SK Hynix Surges as AI Memory Demand Fuels Chip Market
SK Hynix’s stock jumped by 12% recently, driven by a surge in demand for memory chips used in AI systems. The South Korean company, known for its high-bandwidth memory (HBM), saw its shares hit nearly $970, making it the second-most valuable company on the KOSPI index. This rise comes amid a wave of big tech companies increasing their investments in AI infrastructure, which heavily relies on advanced memory solutions.
Why Memory Chips Are Now More Important Than Ever
In the world of AI and high-performance computing, memory chips are becoming the new bottleneck. Traditionally, graphics processors were considered the most expensive part of AI servers, but lately, it’s been the memory modules sitting next to them. Over the past year and a half, the market has recognized how critical high-bandwidth memory (HBM) is for AI workloads.
SK Hynix supplies a majority share of the global HBM market, holding an estimated 57% by late 2025. This concentration means the company’s fortunes are closely tied to the growth of AI infrastructure. With record-breaking earnings in the first quarter and margins surpassing 70%, SK Hynix’s profitability is riding high on this demand. However, this market is also facing some supply challenges that could impact future growth.

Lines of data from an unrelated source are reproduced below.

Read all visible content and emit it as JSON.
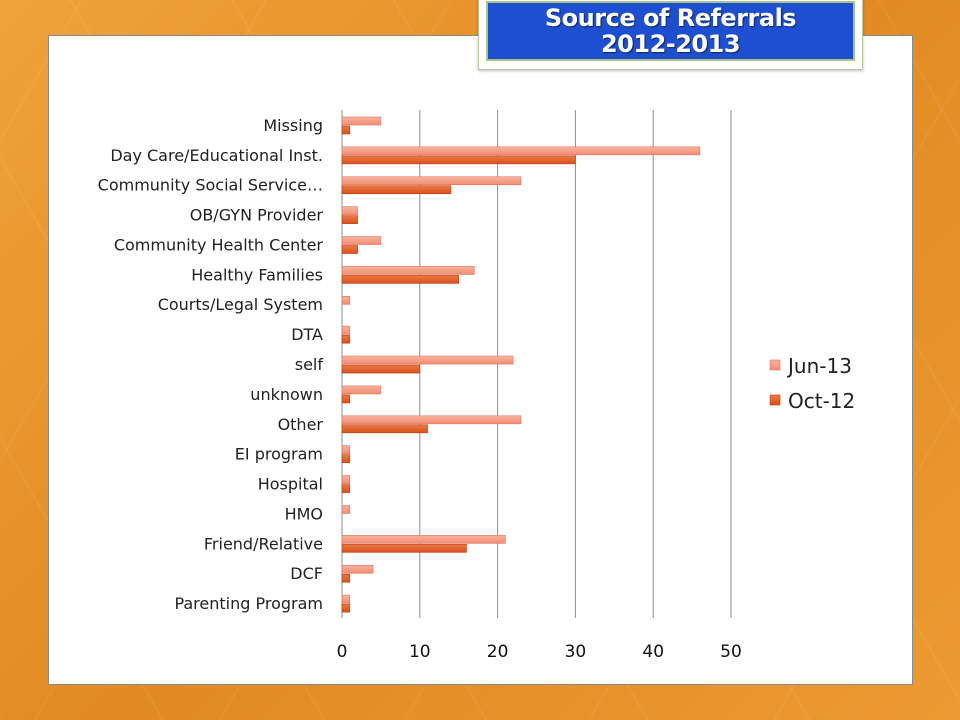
{
  "header": {
    "title_line1": "Source of Referrals",
    "title_line2": "2012-2013"
  },
  "colors": {
    "jun13": "#f28d74",
    "oct12": "#d8501f",
    "grid": "#8c8c8c"
  },
  "chart_data": {
    "type": "bar",
    "orientation": "horizontal",
    "categories": [
      "Missing",
      "Day Care/Educational Inst.",
      "Community Social Service…",
      "OB/GYN Provider",
      "Community Health Center",
      "Healthy Families",
      "Courts/Legal System",
      "DTA",
      "self",
      "unknown",
      "Other",
      "EI program",
      "Hospital",
      "HMO",
      "Friend/Relative",
      "DCF",
      "Parenting Program"
    ],
    "series": [
      {
        "name": "Jun-13",
        "values": [
          5,
          46,
          23,
          2,
          5,
          17,
          1,
          1,
          22,
          5,
          23,
          1,
          1,
          1,
          21,
          4,
          1
        ]
      },
      {
        "name": "Oct-12",
        "values": [
          1,
          30,
          14,
          2,
          2,
          15,
          0,
          1,
          10,
          1,
          11,
          1,
          1,
          0,
          16,
          1,
          1
        ]
      }
    ],
    "xticks": [
      "0",
      "10",
      "20",
      "30",
      "40",
      "50"
    ],
    "xlim": [
      0,
      50
    ],
    "grid": true,
    "legend": "right"
  }
}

Supply Constraints and Long-Term Contracts
HBM is a specialized type of memory that is stacked in 3D packages, designed to deliver massive bandwidth to GPUs used in AI training and inference. Producing it is complex, requiring advanced packaging techniques that companies like Samsung and Micron are still scaling up. As a result, supply is lagging behind demand, pushing prices higher.

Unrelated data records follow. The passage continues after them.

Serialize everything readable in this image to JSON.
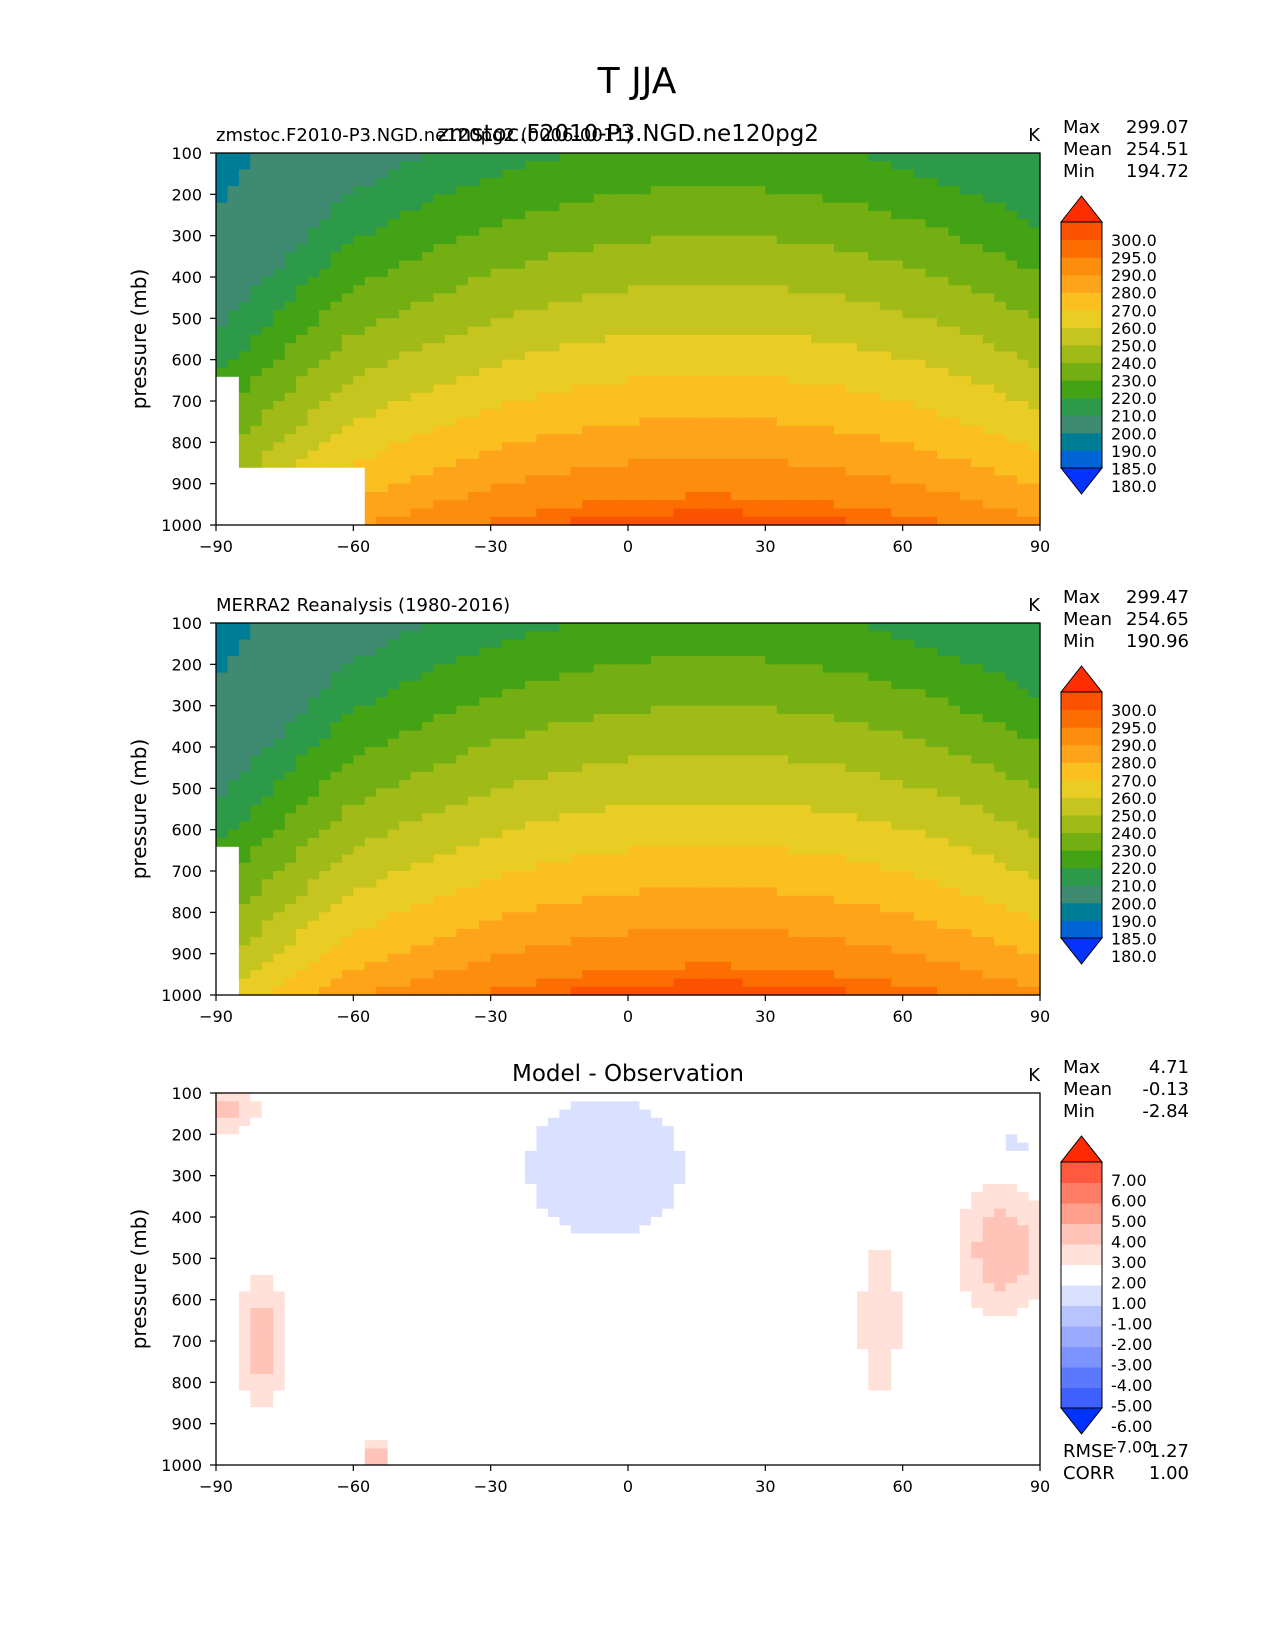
{
  "figure_title": "T JJA",
  "colors": {
    "temperature_levels": [
      "#0433ff",
      "#0064d6",
      "#007d96",
      "#3e8b72",
      "#2d9a4a",
      "#43a315",
      "#73ae12",
      "#a0bb18",
      "#c6c41e",
      "#e9cc24",
      "#fbbf20",
      "#fda41a",
      "#fc8d0d",
      "#fc6d02",
      "#fb5200",
      "#ff2d00"
    ],
    "difference_levels": [
      "#0032ff",
      "#3d60ff",
      "#5b79ff",
      "#7d93ff",
      "#9aaaff",
      "#b8c4ff",
      "#dae1ff",
      "#ffffff",
      "#ffe1da",
      "#ffc3b8",
      "#ff9f8c",
      "#ff7c66",
      "#ff5a3f",
      "#ff2a00"
    ]
  },
  "chart_data": [
    {
      "type": "heatmap",
      "panel_id": "model",
      "title": "zmstoc.F2010-P3.NGD.ne120pg2",
      "title_left": "zmstoc.F2010-P3.NGD.ne120pg2 (0006-0011)",
      "units": "K",
      "xlabel": "",
      "ylabel": "pressure (mb)",
      "xlim": [
        -90,
        90
      ],
      "ylim": [
        1000,
        100
      ],
      "xticks": [
        "−90",
        "−60",
        "−30",
        "0",
        "30",
        "60",
        "90"
      ],
      "yticks": [
        "100",
        "200",
        "300",
        "400",
        "500",
        "600",
        "700",
        "800",
        "900",
        "1000"
      ],
      "stats": [
        {
          "label": "Max",
          "value": "299.07"
        },
        {
          "label": "Mean",
          "value": "254.51"
        },
        {
          "label": "Min",
          "value": "194.72"
        }
      ],
      "colorbar_ticks": [
        "300.0",
        "295.0",
        "290.0",
        "280.0",
        "270.0",
        "260.0",
        "250.0",
        "240.0",
        "230.0",
        "220.0",
        "210.0",
        "200.0",
        "190.0",
        "185.0",
        "180.0"
      ]
    },
    {
      "type": "heatmap",
      "panel_id": "obs",
      "title": "",
      "title_left": "MERRA2 Reanalysis (1980-2016)",
      "units": "K",
      "xlabel": "",
      "ylabel": "pressure (mb)",
      "xlim": [
        -90,
        90
      ],
      "ylim": [
        1000,
        100
      ],
      "xticks": [
        "−90",
        "−60",
        "−30",
        "0",
        "30",
        "60",
        "90"
      ],
      "yticks": [
        "100",
        "200",
        "300",
        "400",
        "500",
        "600",
        "700",
        "800",
        "900",
        "1000"
      ],
      "stats": [
        {
          "label": "Max",
          "value": "299.47"
        },
        {
          "label": "Mean",
          "value": "254.65"
        },
        {
          "label": "Min",
          "value": "190.96"
        }
      ],
      "colorbar_ticks": [
        "300.0",
        "295.0",
        "290.0",
        "280.0",
        "270.0",
        "260.0",
        "250.0",
        "240.0",
        "230.0",
        "220.0",
        "210.0",
        "200.0",
        "190.0",
        "185.0",
        "180.0"
      ]
    },
    {
      "type": "heatmap",
      "panel_id": "diff",
      "title": "Model - Observation",
      "title_left": "",
      "units": "K",
      "xlabel": "",
      "ylabel": "pressure (mb)",
      "xlim": [
        -90,
        90
      ],
      "ylim": [
        1000,
        100
      ],
      "xticks": [
        "−90",
        "−60",
        "−30",
        "0",
        "30",
        "60",
        "90"
      ],
      "yticks": [
        "100",
        "200",
        "300",
        "400",
        "500",
        "600",
        "700",
        "800",
        "900",
        "1000"
      ],
      "stats": [
        {
          "label": "Max",
          "value": "4.71"
        },
        {
          "label": "Mean",
          "value": "-0.13"
        },
        {
          "label": "Min",
          "value": "-2.84"
        }
      ],
      "colorbar_ticks": [
        "7.00",
        "6.00",
        "5.00",
        "4.00",
        "3.00",
        "2.00",
        "1.00",
        "-1.00",
        "-2.00",
        "-3.00",
        "-4.00",
        "-5.00",
        "-6.00",
        "-7.00"
      ],
      "extra_stats": [
        {
          "label": "RMSE",
          "value": "1.27"
        },
        {
          "label": "CORR",
          "value": "1.00"
        }
      ]
    }
  ]
}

Both Samsung and SK Hynix have increased HBM3E prices by about 20% for 2026. Large cloud providers and AI hardware makers are booking supply years in advance through long-term agreements, effectively reserving output well ahead of time. Some industry leaders even predict that chip shortages could persist into 2027 or beyond, possibly until 2030, due to these supply constraints.
This situation means that in 2026, there are two types of memory: one that anyone can buy and another essential for AI projects, which is in tight supply. SK Hynix is firmly in the latter category, supplying memory that many AI companies rely on to build their infrastructure.
Despite SK Hynix’s current success, some analysts warn about risks. The company’s valuation is high, and much of its revenue depends on a single product cycle. If hyperscalers slow down their investments or if new AI architectures reduce the need for high-bandwidth memory, the company’s profits could decline. Additionally, some tech companies are questioning whether the current level of AI investment will continue to generate the returns needed to justify such large capital expenditures.
For instance, Meta has reported record AI spending but is also cutting thousands of jobs as it restructures, highlighting some uncertainty about the sustainability of current growth rates. Nonetheless, investors are still confident in the near-term demand for memory chips, as evidenced by SK Hynix’s recent stock rally. This move is seen more as a gauge of market confidence in ongoing AI infrastructure expansion rather than a prediction of future market conditions.